Apple and F1 are continuing to find ways to expose races to more viewers, and the newest experiment will be opening Apple TV to everyone for the Austrian Grand Prix. Apple today will announce that this month’s race in the European nation will be available to anyone who downloads Apple TV and has an Apple ID, with no paid subscription required. That will include practice, qualifying and the Grand Prix.
The move suggests that F1 is looking to Apple to find ways to get the sport in front of more people, after it moved completely off linear TV this season. Other steps Apple has taken this year include airing races on Times Square billboards, at IMAX movie theaters and alt-casts on the free platform Tubi. Apple has said that its viewership numbers so far this season have been comparable to or above what F1 was doing last year on ESPN, but it has yet to publicly release any numbers.

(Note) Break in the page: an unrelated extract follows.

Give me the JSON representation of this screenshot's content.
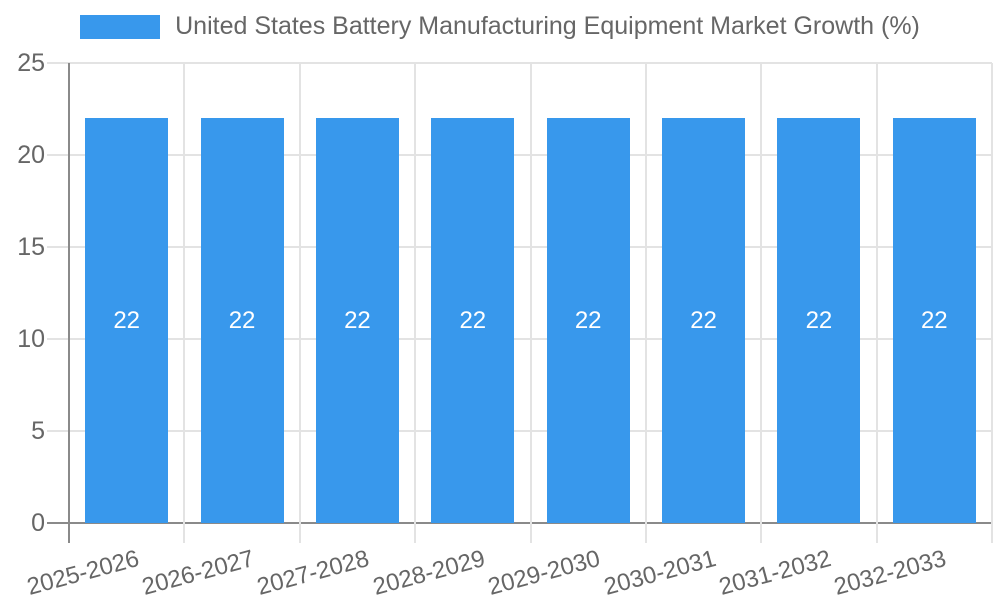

At this year’s Indy 500, McLaren Racing CEO Zak Brown was asked by SBJ if he thought Apple is doing enough with its F1 rights: “Well I think you can always do more, but a lot of people’s concern was, ‘Would the viewing numbers go down?’ In fact, they’re up a lot. I think that was everyone’s really only concern -- when it goes behind a paywall, but the numbers are up. I’ve heard 25-30%. I’ve heard the broadcast is awesome, the different features are awesome and ... I think that product will only get better, better and better.”